Vandalia

Lebendige Städtepartnerschaft mit Ariccia

Bericht von Dr. Jochen Gronebaum

Vom 9. bis 13. September besuchte eine aus 23 Personen bestehende Delegation die Partnerstadt Ariccia. Die Anreise wurde in Arezzo unterbrochen, wo Gelegenheit zu einem Stadtrundgang durch die historische Altstadt bestand. Alle Reiseteilnehmer waren in Ariccia in Gastfamilien untergebracht, die der Delegation einen sehr herzlichen Empfang bereiteten. Alte Bekannte trafen sich wieder, aber auch neue Bekanntschaften wurden geschlossen.
Am ersten Tag des Aufenthaltes wurde die Teilnehmer durch den Delegierten für die Städtepartnerschaft Dr. Barbetta im Palazzo Chigi begrüßt und zu einem Umtrunk eingeladen. Ein Stadtrundgang schloss sich an.
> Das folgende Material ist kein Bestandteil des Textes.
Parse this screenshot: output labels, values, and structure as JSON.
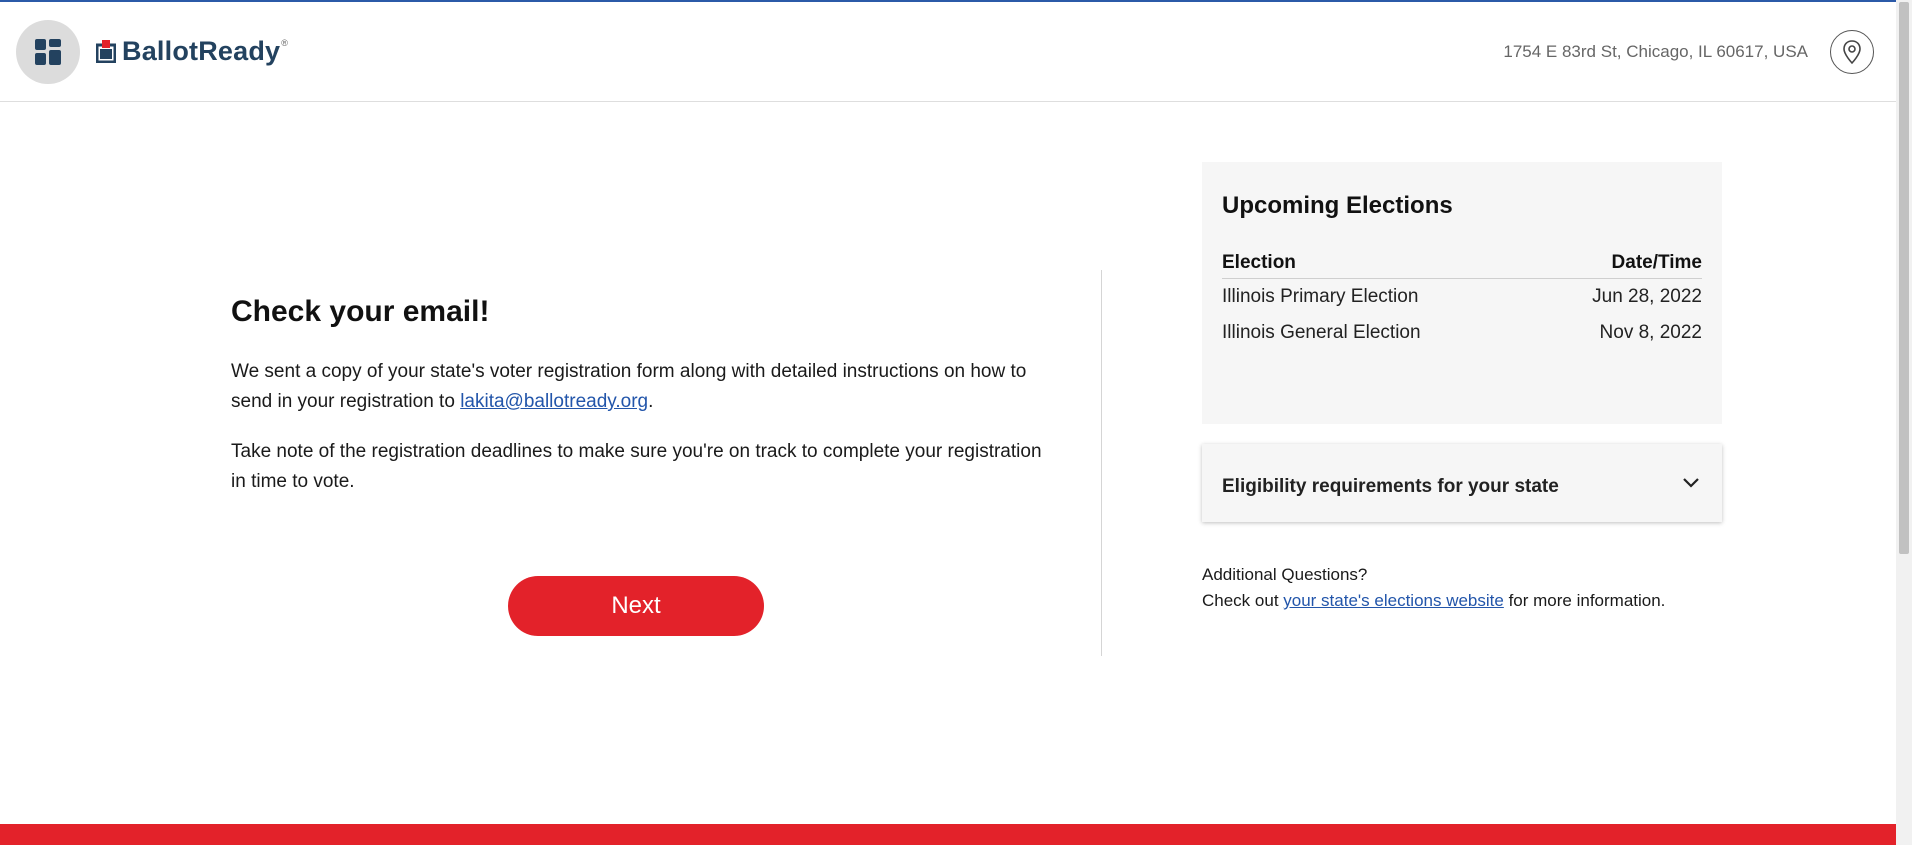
{
  "header": {
    "menu_icon": "dashboard-grid-icon",
    "logo_text": "BallotReady",
    "logo_reg": "®",
    "address": "1754 E 83rd St, Chicago, IL 60617, USA",
    "location_icon": "map-pin-icon"
  },
  "main": {
    "title": "Check your email!",
    "paragraph1_before": "We sent a copy of your state's voter registration form along with detailed instructions on how to send in your registration to ",
    "email": "lakita@ballotready.org",
    "paragraph1_after": ".",
    "paragraph2": "Take note of the registration deadlines to make sure you're on track to complete your registration in time to vote.",
    "next_label": "Next"
  },
  "sidebar": {
    "elections_title": "Upcoming Elections",
    "col_election": "Election",
    "col_datetime": "Date/Time",
    "elections": [
      {
        "name": "Illinois Primary Election",
        "date": "Jun 28, 2022"
      },
      {
        "name": "Illinois General Election",
        "date": "Nov 8, 2022"
      }
    ],
    "eligibility_title": "Eligibility requirements for your state",
    "additional_line1": "Additional Questions?",
    "additional_prefix": "Check out ",
    "additional_link": "your state's elections website",
    "additional_suffix": " for more information."
  },
  "colors": {
    "brand_navy": "#23425f",
    "accent_red": "#e3222a",
    "link_blue": "#2255aa",
    "card_bg": "#f6f6f6"
  }
}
Zum Mittagsessen wurde in eine Fraschetteria gebeten, wo natürlich auch die für Ariccia berühmte Porchetta gereicht wurde. Am Nachmittag wurden in Rom die Kirche San Pietro in Vincoli mit dem berühmten Moses von Michelangelo, sowie etwas außerhalb des Zentrums die Basilika di San Paolo, nach dem Petersdom die größte Kirche Roms, besichtigt. Ein Höhepunkt der Reise war am 2. Tag ein Ausflug nach Cerveteri und Tarquinia auf den Spuren der Etrusker. Hierzu wurden die Teilnehmer mit großer Freude von vielen Gastgebern begleitet, die zudem mit einem tollen Picknick überraschten. Am 3. Tag wurde ein Besuch des berühmten archäologischen Museums in Velletri angeboten. Der Tag wurde aber auch von den Gastfamilien zu einem Ausflug ans Meer oder erneut nach Rom genutzt. Ein folkloristische Abschiedsabend mit einem von den Gastfamilien vorbereitetem wunderbaren Buffet rundete die Reise ab.
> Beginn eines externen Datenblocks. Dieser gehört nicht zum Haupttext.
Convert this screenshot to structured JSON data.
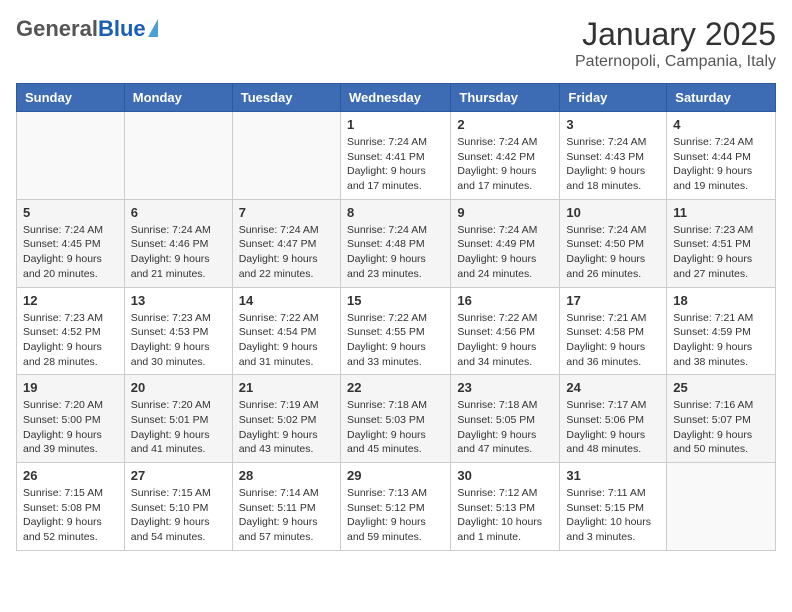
{
  "header": {
    "logo_general": "General",
    "logo_blue": "Blue",
    "month_title": "January 2025",
    "location": "Paternopoli, Campania, Italy"
  },
  "days_of_week": [
    "Sunday",
    "Monday",
    "Tuesday",
    "Wednesday",
    "Thursday",
    "Friday",
    "Saturday"
  ],
  "weeks": [
    [
      {
        "day": "",
        "info": ""
      },
      {
        "day": "",
        "info": ""
      },
      {
        "day": "",
        "info": ""
      },
      {
        "day": "1",
        "info": "Sunrise: 7:24 AM\nSunset: 4:41 PM\nDaylight: 9 hours\nand 17 minutes."
      },
      {
        "day": "2",
        "info": "Sunrise: 7:24 AM\nSunset: 4:42 PM\nDaylight: 9 hours\nand 17 minutes."
      },
      {
        "day": "3",
        "info": "Sunrise: 7:24 AM\nSunset: 4:43 PM\nDaylight: 9 hours\nand 18 minutes."
      },
      {
        "day": "4",
        "info": "Sunrise: 7:24 AM\nSunset: 4:44 PM\nDaylight: 9 hours\nand 19 minutes."
      }
    ],
    [
      {
        "day": "5",
        "info": "Sunrise: 7:24 AM\nSunset: 4:45 PM\nDaylight: 9 hours\nand 20 minutes."
      },
      {
        "day": "6",
        "info": "Sunrise: 7:24 AM\nSunset: 4:46 PM\nDaylight: 9 hours\nand 21 minutes."
      },
      {
        "day": "7",
        "info": "Sunrise: 7:24 AM\nSunset: 4:47 PM\nDaylight: 9 hours\nand 22 minutes."
      },
      {
        "day": "8",
        "info": "Sunrise: 7:24 AM\nSunset: 4:48 PM\nDaylight: 9 hours\nand 23 minutes."
      },
      {
        "day": "9",
        "info": "Sunrise: 7:24 AM\nSunset: 4:49 PM\nDaylight: 9 hours\nand 24 minutes."
      },
      {
        "day": "10",
        "info": "Sunrise: 7:24 AM\nSunset: 4:50 PM\nDaylight: 9 hours\nand 26 minutes."
      },
      {
        "day": "11",
        "info": "Sunrise: 7:23 AM\nSunset: 4:51 PM\nDaylight: 9 hours\nand 27 minutes."
      }
    ],
    [
      {
        "day": "12",
        "info": "Sunrise: 7:23 AM\nSunset: 4:52 PM\nDaylight: 9 hours\nand 28 minutes."
      },
      {
        "day": "13",
        "info": "Sunrise: 7:23 AM\nSunset: 4:53 PM\nDaylight: 9 hours\nand 30 minutes."
      },
      {
        "day": "14",
        "info": "Sunrise: 7:22 AM\nSunset: 4:54 PM\nDaylight: 9 hours\nand 31 minutes."
      },
      {
        "day": "15",
        "info": "Sunrise: 7:22 AM\nSunset: 4:55 PM\nDaylight: 9 hours\nand 33 minutes."
      },
      {
        "day": "16",
        "info": "Sunrise: 7:22 AM\nSunset: 4:56 PM\nDaylight: 9 hours\nand 34 minutes."
      },
      {
        "day": "17",
        "info": "Sunrise: 7:21 AM\nSunset: 4:58 PM\nDaylight: 9 hours\nand 36 minutes."
      },
      {
        "day": "18",
        "info": "Sunrise: 7:21 AM\nSunset: 4:59 PM\nDaylight: 9 hours\nand 38 minutes."
      }
    ],
    [
      {
        "day": "19",
        "info": "Sunrise: 7:20 AM\nSunset: 5:00 PM\nDaylight: 9 hours\nand 39 minutes."
      },
      {
        "day": "20",
        "info": "Sunrise: 7:20 AM\nSunset: 5:01 PM\nDaylight: 9 hours\nand 41 minutes."
      },
      {
        "day": "21",
        "info": "Sunrise: 7:19 AM\nSunset: 5:02 PM\nDaylight: 9 hours\nand 43 minutes."
      },
      {
        "day": "22",
        "info": "Sunrise: 7:18 AM\nSunset: 5:03 PM\nDaylight: 9 hours\nand 45 minutes."
      },
      {
        "day": "23",
        "info": "Sunrise: 7:18 AM\nSunset: 5:05 PM\nDaylight: 9 hours\nand 47 minutes."
      },
      {
        "day": "24",
        "info": "Sunrise: 7:17 AM\nSunset: 5:06 PM\nDaylight: 9 hours\nand 48 minutes."
      },
      {
        "day": "25",
        "info": "Sunrise: 7:16 AM\nSunset: 5:07 PM\nDaylight: 9 hours\nand 50 minutes."
      }
    ],
    [
      {
        "day": "26",
        "info": "Sunrise: 7:15 AM\nSunset: 5:08 PM\nDaylight: 9 hours\nand 52 minutes."
      },
      {
        "day": "27",
        "info": "Sunrise: 7:15 AM\nSunset: 5:10 PM\nDaylight: 9 hours\nand 54 minutes."
      },
      {
        "day": "28",
        "info": "Sunrise: 7:14 AM\nSunset: 5:11 PM\nDaylight: 9 hours\nand 57 minutes."
      },
      {
        "day": "29",
        "info": "Sunrise: 7:13 AM\nSunset: 5:12 PM\nDaylight: 9 hours\nand 59 minutes."
      },
      {
        "day": "30",
        "info": "Sunrise: 7:12 AM\nSunset: 5:13 PM\nDaylight: 10 hours\nand 1 minute."
      },
      {
        "day": "31",
        "info": "Sunrise: 7:11 AM\nSunset: 5:15 PM\nDaylight: 10 hours\nand 3 minutes."
      },
      {
        "day": "",
        "info": ""
      }
    ]
  ]
}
Besonders erfreulich ist, dass schon wenige Tage nach diesem Besuch eine Schulklasse des Meranier-Gymnasiums nach Ariccia gefahren ist. Auch die Schüler sind in Gastfamilien untergebracht. Eine Gruppe von Sportlern aus Lichtenfels mit Begleitung ist vom 1. bis 4. Oktober in Ariccia und nimmt dort am Halbmarathon der Castelli Romani teil. Auch hier ist vom Veranstalter ein schönes Begleitprogramm vorbereitet. Diese Teilnahme wäre ohne die Städtepartnerschaft nicht zustande gekommen.